Ciertas publicaciones también han destilado entusiasmo por el nuevo papel del sector terciario australiano. The Australian, uno de los principales periódicos de espuma y bilis de Rupert Murdoch, es siempre fiable a este respecto. El editor de educación superior del periódico, Tim Dodd, en una contribución de marzo, planteó dos preguntas a los miembros del sector universitario: ¿Han desempeñado alguna vez las universidades australianas un papel tan vital en la defensa nacional como el que probablemente desempeñarán en las próximas dos décadas en la construcción de submarinos de propulsión nuclear? ¿Querrían participar?
A lo largo de su artículo, Dodd parece pensar que un sistema universitario desvinculado de la defensa es algo moralmente cuestionable. Al hacerlo, traiciona su ignorancia de aquellas sabias palabras del senador demócrata estadounidense J. William Fulbright, quien advirtió que «al prestarse demasiado a los propósitos del gobierno, una universidad fracasa en sus propósitos superiores».

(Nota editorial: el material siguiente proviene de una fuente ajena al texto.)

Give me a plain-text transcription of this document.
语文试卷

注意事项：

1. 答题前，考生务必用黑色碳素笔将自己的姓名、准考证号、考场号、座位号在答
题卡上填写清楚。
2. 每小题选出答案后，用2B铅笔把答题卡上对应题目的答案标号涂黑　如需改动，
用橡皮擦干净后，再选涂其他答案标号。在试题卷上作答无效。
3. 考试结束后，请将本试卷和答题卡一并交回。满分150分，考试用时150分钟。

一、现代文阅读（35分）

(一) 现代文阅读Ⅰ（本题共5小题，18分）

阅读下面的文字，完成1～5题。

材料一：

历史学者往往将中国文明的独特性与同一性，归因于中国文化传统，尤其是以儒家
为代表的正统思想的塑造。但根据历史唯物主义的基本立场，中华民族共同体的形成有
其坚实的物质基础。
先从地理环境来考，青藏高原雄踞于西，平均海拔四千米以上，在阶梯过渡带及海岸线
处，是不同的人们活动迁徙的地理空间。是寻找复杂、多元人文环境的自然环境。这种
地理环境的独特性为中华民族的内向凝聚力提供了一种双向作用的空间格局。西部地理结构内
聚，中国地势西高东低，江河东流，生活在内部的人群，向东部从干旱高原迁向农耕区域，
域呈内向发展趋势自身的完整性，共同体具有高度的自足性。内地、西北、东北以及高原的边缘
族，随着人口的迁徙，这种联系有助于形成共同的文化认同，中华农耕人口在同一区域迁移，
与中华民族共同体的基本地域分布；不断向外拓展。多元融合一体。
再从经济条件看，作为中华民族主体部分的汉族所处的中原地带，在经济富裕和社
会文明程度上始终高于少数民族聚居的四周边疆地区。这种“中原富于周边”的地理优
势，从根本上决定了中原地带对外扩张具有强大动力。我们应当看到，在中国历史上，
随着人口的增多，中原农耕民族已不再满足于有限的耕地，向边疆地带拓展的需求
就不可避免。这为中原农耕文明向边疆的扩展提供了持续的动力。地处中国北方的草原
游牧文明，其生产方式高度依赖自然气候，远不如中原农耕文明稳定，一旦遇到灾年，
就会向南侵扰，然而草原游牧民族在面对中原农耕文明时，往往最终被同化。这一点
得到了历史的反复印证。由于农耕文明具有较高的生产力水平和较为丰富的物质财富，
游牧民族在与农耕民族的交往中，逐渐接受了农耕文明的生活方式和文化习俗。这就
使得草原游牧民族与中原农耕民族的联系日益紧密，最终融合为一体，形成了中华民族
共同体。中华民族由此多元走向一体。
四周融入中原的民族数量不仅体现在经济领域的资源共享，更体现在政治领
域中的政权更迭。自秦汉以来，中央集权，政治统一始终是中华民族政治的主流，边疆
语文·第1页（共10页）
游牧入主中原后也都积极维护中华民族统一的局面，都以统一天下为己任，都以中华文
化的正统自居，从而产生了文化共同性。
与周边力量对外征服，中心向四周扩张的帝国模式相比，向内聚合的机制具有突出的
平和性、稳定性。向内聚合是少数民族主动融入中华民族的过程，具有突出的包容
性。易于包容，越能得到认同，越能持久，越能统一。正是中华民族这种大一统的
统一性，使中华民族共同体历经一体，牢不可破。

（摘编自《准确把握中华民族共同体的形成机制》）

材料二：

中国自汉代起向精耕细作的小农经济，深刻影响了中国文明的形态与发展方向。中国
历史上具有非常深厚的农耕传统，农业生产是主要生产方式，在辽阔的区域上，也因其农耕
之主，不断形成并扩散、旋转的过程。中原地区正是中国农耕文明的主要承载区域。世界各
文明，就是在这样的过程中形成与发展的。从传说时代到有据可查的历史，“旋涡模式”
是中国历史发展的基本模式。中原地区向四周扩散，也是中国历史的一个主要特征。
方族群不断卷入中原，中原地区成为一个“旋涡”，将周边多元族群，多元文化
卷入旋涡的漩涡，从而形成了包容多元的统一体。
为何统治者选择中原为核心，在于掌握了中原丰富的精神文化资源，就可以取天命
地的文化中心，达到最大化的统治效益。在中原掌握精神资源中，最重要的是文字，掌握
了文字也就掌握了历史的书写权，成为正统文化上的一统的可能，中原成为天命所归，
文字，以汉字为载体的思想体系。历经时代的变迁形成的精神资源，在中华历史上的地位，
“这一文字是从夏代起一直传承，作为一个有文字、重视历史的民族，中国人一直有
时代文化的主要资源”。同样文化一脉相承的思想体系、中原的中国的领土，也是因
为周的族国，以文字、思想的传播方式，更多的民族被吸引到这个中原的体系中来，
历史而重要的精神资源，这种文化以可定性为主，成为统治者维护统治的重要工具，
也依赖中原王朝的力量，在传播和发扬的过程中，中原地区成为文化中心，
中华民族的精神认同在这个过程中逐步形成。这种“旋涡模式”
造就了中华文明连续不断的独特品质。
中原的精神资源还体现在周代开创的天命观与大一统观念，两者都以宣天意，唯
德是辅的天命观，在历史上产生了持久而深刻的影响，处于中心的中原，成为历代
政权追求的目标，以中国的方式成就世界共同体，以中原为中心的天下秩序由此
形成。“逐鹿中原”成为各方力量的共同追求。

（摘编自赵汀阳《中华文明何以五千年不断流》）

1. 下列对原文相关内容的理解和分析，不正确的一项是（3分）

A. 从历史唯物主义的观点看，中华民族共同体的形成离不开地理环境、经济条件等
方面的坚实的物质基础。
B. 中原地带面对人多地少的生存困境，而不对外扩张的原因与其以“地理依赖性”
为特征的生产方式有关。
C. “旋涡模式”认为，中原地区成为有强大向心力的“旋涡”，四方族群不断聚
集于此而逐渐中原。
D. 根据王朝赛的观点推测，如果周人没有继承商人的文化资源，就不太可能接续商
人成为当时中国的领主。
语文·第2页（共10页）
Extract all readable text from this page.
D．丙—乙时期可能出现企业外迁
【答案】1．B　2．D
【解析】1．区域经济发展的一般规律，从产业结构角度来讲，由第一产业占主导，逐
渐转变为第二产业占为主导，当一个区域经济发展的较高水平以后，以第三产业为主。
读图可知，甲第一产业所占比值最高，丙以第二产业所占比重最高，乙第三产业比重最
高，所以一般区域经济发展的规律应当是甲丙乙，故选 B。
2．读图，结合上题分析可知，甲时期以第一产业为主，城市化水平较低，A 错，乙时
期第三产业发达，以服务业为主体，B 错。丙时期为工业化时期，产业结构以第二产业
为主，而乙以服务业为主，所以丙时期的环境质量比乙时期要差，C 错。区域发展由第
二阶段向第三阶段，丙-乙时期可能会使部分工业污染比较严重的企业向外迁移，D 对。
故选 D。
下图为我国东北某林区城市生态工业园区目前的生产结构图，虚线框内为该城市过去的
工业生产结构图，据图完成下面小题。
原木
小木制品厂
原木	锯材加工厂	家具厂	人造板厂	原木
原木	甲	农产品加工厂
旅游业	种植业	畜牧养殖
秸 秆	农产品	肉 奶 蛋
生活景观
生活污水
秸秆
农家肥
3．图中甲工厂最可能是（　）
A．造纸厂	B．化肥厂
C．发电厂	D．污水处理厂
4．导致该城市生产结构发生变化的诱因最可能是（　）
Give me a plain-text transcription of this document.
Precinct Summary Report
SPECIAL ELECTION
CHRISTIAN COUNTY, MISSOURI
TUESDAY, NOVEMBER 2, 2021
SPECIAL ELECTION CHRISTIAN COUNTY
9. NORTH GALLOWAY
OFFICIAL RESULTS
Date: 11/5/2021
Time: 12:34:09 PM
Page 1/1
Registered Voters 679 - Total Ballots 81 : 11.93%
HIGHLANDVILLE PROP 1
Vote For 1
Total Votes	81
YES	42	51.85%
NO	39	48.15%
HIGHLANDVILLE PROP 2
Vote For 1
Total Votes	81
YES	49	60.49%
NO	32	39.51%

Dodd se limita a observar que «en la posguerra, las universidades aún no eran fundamentales para los programas de defensa». AUKUS y el programa de submarinos nucleares habían cambiado las cosas. «Australia está ahora embarcada en un enorme programa para construir, operar y mantener submarinos de propulsión nuclear y un objetivo claro es la capacidad soberana». En definitiva, se trataba de «una prioridad nacional crítica a la que las universidades hacen bien en dar todo su apoyo. Su respaldo es fundamental».
Dejando a un lado tonterías tan perogrullescas como la «capacidad soberana» -la tecnología, la experiencia, el control y la orientación sobre esta nueva maquinaria prometida siempre se dirigirán desde Washington-, los sentimientos son claros. El complejo militar-industrial-universitario es un asunto a celebrar. Hay, por ejemplo, «otras partes de AUKUS» que implicarán a «nuestras mejores universidades» en áreas como «investigación avanzada en ciberseguridad, inteligencia artificial y tecnologías cuánticas».
Extrañamente, Dodd entiende la cuestión de la libertad académica al revés: que expresar una opción a favor del descarado tambor bélico de AUKUS es algo que debería ser propio de los académicos. Si tuviera alguna idea de los entornos universitarios despóticos, sería consciente de que los académicos, estén de acuerdo con lo que estén, tendrán poco que decir al respecto. Directivos lejanos y distantes, entronados sin rendir cuentas en torres administrativas, tomarán esas decisiones por ellos; la única libertad de expresión real la ejercerán los que se opongan a la medida.
Binoy Kampmark es un académico. Editor colaborador en CounterPunch y Columnista en TheMandarin.
Artículo publicado originalmente en Oriental Review.